Figure 7 illustrates that that the continuous response variable in this multi-level model is not consistent over the course of the sample. We can think of the blue series in the top portion of the plot as the average grades assigned to CE students enrolled at a high schools and the yellow line beneath it as the average grades for those students when they enroll in a college course at SLCC.

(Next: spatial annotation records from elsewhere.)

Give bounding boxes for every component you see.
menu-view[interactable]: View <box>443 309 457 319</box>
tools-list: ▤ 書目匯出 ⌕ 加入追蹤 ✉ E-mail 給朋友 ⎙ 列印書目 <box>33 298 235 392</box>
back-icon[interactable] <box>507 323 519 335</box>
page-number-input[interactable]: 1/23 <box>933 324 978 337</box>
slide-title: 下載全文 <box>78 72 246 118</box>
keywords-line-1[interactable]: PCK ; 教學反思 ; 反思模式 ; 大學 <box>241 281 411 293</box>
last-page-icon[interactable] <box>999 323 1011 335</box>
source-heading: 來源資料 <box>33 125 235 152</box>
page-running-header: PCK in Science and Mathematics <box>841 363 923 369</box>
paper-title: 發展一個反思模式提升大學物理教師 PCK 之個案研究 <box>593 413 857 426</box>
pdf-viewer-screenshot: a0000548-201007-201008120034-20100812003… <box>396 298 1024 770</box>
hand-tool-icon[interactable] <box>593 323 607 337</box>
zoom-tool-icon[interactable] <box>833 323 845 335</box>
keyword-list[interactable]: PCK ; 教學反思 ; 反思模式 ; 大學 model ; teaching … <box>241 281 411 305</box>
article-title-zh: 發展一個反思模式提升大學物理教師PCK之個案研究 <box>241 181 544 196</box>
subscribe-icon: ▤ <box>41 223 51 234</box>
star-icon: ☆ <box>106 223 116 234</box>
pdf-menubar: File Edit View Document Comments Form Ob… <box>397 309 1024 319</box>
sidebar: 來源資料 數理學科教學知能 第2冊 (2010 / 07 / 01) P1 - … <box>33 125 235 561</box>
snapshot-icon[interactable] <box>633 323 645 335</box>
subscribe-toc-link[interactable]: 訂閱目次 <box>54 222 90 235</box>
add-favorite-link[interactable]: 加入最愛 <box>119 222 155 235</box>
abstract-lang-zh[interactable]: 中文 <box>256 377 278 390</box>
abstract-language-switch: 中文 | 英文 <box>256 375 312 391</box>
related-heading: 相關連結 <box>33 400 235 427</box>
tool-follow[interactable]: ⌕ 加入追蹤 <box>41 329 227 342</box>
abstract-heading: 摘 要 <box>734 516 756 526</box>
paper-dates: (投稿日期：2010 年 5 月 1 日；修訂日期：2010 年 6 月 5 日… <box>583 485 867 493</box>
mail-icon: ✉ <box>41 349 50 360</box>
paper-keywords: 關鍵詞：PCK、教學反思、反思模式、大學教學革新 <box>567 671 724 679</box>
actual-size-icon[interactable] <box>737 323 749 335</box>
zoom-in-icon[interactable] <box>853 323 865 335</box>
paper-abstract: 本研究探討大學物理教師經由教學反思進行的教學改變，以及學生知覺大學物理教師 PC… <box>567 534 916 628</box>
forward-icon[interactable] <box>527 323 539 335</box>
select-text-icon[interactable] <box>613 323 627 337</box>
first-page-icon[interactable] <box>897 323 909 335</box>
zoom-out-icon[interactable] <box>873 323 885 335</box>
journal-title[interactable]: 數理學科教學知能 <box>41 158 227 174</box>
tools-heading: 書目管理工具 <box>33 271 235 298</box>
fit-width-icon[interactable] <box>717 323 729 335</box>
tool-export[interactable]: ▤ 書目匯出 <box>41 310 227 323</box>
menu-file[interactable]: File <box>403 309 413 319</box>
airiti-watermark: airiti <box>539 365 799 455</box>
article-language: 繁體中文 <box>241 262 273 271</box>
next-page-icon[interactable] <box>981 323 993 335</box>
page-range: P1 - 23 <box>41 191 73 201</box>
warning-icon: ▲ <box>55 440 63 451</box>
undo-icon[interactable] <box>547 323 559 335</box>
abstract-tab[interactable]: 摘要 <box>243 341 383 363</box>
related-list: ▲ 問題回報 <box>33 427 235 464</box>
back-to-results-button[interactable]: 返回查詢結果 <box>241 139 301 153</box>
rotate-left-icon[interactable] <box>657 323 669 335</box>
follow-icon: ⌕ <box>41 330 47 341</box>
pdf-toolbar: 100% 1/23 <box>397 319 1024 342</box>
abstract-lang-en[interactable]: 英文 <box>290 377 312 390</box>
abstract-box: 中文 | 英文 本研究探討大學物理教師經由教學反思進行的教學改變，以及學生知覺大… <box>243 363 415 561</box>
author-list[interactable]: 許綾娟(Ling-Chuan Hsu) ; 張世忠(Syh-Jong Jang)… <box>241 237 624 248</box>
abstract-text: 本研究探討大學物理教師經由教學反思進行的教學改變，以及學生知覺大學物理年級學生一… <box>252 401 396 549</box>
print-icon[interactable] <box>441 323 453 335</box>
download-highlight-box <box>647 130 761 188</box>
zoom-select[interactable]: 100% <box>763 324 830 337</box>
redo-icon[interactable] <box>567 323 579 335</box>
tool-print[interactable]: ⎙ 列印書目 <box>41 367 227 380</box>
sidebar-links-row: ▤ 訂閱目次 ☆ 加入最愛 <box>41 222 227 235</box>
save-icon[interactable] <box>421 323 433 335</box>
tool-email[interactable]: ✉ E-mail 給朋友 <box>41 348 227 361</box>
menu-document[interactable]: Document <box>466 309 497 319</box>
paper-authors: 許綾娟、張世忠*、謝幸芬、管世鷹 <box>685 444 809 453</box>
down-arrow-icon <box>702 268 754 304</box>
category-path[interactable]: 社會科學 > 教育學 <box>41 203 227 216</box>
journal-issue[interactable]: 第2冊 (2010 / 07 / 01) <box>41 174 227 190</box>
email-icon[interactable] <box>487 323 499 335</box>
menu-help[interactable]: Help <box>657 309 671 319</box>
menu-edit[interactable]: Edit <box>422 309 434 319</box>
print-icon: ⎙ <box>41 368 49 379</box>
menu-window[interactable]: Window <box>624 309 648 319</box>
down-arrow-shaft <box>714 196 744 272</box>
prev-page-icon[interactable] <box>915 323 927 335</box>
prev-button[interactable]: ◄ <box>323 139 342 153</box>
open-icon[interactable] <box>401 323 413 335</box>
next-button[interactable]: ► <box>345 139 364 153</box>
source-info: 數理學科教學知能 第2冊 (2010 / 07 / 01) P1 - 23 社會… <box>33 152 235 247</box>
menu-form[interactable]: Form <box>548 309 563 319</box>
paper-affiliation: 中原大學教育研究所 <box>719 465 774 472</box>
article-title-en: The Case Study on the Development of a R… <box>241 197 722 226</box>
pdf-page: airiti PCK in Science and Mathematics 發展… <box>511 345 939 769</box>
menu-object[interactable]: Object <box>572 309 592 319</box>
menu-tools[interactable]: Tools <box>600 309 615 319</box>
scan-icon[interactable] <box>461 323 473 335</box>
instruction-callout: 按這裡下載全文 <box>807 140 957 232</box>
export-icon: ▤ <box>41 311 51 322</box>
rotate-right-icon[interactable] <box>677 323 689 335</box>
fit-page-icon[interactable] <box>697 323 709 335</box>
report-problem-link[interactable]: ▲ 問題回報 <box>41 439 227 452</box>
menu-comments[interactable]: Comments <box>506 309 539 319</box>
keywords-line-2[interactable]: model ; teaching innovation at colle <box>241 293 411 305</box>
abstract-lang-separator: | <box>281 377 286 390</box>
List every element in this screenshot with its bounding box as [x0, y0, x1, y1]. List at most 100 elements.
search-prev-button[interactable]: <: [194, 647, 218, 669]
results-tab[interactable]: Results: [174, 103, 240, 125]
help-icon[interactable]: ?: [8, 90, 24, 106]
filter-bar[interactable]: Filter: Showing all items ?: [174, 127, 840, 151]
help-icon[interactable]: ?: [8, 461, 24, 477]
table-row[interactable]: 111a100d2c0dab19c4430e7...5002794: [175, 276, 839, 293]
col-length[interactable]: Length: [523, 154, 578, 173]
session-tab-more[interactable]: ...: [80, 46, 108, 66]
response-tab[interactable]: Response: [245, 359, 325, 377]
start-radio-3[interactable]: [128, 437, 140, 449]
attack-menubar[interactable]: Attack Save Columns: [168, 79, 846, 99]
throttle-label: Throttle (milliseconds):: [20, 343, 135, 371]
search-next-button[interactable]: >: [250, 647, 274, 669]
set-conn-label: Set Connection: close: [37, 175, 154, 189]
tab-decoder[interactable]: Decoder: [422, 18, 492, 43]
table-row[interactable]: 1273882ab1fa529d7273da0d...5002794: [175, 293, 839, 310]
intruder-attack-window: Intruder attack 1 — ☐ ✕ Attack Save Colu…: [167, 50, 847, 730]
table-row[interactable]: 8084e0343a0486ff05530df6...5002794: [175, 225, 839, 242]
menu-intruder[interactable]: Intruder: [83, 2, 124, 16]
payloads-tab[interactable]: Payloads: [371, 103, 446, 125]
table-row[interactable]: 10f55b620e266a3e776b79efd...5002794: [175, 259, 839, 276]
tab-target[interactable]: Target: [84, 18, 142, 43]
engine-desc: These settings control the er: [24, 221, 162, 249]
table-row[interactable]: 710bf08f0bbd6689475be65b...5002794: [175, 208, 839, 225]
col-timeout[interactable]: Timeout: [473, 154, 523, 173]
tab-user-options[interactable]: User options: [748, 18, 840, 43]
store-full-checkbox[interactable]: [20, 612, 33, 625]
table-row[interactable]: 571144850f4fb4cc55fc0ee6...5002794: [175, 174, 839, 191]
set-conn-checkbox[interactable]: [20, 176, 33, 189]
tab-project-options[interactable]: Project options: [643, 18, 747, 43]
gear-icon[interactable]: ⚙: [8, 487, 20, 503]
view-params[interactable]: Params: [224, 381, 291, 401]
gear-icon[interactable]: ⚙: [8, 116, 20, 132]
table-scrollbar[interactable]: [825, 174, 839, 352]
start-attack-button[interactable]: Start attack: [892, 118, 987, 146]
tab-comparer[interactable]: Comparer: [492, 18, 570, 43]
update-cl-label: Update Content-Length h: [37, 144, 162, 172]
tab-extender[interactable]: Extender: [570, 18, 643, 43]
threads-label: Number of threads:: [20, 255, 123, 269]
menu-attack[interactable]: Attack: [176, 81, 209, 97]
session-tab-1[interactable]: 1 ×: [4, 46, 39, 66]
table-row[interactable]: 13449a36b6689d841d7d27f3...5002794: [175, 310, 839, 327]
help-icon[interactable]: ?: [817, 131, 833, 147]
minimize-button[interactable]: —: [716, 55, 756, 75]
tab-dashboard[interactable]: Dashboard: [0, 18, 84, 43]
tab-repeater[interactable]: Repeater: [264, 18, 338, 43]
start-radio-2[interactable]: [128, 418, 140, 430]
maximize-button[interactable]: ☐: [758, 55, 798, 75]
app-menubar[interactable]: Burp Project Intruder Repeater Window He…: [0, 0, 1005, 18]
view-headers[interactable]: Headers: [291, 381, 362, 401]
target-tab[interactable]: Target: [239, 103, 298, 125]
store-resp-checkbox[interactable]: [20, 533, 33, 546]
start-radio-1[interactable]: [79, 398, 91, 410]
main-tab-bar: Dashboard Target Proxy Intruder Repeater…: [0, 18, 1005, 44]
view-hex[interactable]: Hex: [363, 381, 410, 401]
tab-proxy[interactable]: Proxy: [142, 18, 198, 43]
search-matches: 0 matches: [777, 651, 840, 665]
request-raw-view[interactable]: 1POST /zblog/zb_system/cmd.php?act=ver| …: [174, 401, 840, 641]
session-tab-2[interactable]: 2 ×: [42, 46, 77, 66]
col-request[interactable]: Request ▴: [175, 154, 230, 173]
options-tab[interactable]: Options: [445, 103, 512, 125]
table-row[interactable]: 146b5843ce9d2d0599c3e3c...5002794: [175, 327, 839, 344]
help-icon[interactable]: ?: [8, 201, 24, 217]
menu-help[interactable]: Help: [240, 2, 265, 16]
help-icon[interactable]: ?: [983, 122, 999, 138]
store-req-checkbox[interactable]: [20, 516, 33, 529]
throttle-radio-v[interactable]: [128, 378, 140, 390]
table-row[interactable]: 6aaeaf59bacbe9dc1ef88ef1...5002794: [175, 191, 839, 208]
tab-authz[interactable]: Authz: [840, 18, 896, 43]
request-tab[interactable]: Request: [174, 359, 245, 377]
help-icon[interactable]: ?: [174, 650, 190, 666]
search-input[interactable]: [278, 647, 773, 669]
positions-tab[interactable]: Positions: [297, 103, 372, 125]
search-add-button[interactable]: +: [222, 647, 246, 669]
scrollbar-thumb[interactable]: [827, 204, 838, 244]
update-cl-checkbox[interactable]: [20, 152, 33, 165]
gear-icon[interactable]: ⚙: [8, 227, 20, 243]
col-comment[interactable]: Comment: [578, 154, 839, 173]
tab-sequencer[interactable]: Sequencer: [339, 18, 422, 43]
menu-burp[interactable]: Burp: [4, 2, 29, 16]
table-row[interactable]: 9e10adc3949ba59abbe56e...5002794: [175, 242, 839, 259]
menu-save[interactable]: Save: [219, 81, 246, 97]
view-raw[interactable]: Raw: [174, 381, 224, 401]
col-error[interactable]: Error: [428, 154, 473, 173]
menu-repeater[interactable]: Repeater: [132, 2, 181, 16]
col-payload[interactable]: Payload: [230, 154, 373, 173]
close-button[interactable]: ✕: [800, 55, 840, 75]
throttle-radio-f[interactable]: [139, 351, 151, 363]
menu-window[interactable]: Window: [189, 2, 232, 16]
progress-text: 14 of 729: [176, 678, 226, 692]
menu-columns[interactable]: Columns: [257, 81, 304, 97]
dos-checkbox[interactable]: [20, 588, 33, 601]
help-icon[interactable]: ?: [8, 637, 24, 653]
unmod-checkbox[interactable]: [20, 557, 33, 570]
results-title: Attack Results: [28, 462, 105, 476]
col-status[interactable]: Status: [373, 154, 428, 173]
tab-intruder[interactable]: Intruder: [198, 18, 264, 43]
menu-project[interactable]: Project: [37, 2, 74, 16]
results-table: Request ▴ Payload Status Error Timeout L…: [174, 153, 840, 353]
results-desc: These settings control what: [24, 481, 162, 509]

The blue series in the bottom part of figure 7 are the average grades of non-CE students taking their first class at SLCC, and the yellow series beneath that as the average grades for traditional students in taking their second course in a series. If there was no difference between these CE students and traditional students, we would expect both yellow lines to follow the same path but since this is not the case, we have evidence that that the differences between CE and traditional students tend to shift over time, and appear more erratic for former CE students. On average, we see SLCC’s instructors had a dramatic shift in assigning grades to former CE students from 2010 to 2012, where the opposite effect shows up for traditional students over the same time period. the highest grade differences between 2010 and 2012, driven first by CE students and then by traditional students. Note that the estimates in the plot are independent of the random and fixed effect in the multi-level model, and only report the aggregates of these measures across each year and student type.

Conclusion

In the previous policy analysis which was restricted to a small selection of Math courses and years, our difference in differences estimates of the effect of a policy change in 2016 showed evidence that CE students in Math 1030, 1040, and 1050 on average perform worse in their subsequent classes than their traditional counterparts driven primarily by the age of students in the sample. We also simultaneously saw CE students experienced a smaller drop in their subsequent course grade differences over time than did the traditional students. Based on the results from this analysis, we can say with confidence that this finding does not persist in other course subjects. A more focused analysis within individual courses might illuminate more nuance, like we saw in the previous math analysis.

Appendix

Full Logistic Model Fixed Effects

Table 4: Fixed Effects on the Probability of Passing Subsequent Course
Name PROB PROB_LB PROB_UB
(Intercept) 9.260 -47.460 48.780
EVER_CONCURRENT_INDY 8.810 -0.020 17.100
fquint.HS_GPA2First 4.260 -8.260 16.270
fquint.HS_GPA2Second 2.130 -10.440 14.440
fquint.HS_GPA2Third 12.400 -2.250 25.080
High School GPA between 3.599 and 3.7946 15.970 1.060 28.260
High School GPA greater than 3.7946 35.840 17.500 44.650
d.GEN 5.220 -3.380 13.530
fquint.NEXT_PRIOR_GPA2First -22.010 -47.770 36.880
fquint.NEXT_PRIOR_GPA2Second -8.620 -46.030 42.350
fquint.NEXT_PRIOR_GPA2Third 6.760 -42.890 45.750
fquint.NEXT_PRIOR_GPA2Fourth 20.560 -37.820 47.640
fquint.NEXT_PRIOR_GPA2Fifth 25.010 -35.320 48.130
NEXT_COURSE_AGE 0.300 -3.400 4

Full Linear Model Fixed Effects

Table 5: Fixed Effects on the GPA-Equivalent Grade Change
Name Estimate LB UB
(Intercept) -1.948 -4.034 0.137
EVER_CONCURRENT_INDY 0.167 0.014 0.319
fquint.HS_GPA2First 0.118 -0.134 0.371
fquint.HS_GPA2Second 0.173 -0.067 0.413
fquint.HS_GPA2Third 0.187 -0.065 0.438
High School GPA between 3.599 and 3.7946 0.330 0.090 0.570
High School GPA greater than 3.7946 0.434 0.188 0.681
d.GEN 0.138 -0.009 0.284
fquint.NEXT_PRIOR_GPA2First 0.009 -1.666 1.685
fquint.NEXT_PRIOR_GPA2Second 0.137 -1.540 1.814
fquint.NEXT_PRIOR_GPA2Third 0.213 -1.464 1.889
fquint.NEXT_PRIOR_GPA2Fourth 0.326 -1.349 2.002
fquint.NEXT_PRIOR_GPA2Fifth 0.241 -1.435 1.918
NEXT_COURSE_AGE 0.044 -0.019 0.108

Figure 8

Figure 8

Figure 9

Figure 9

Quintile

Any of five equal groups into which a population can be divided according to the distribution of values of a particular variable. So put all values of high school GPA in ascending order, and the the lowest 20% of GPAs are in the first GPA quintile. The GPAs that are higher than the bottom 20% and lower than the top 60% of high school GPAs are in the second quintile, etc.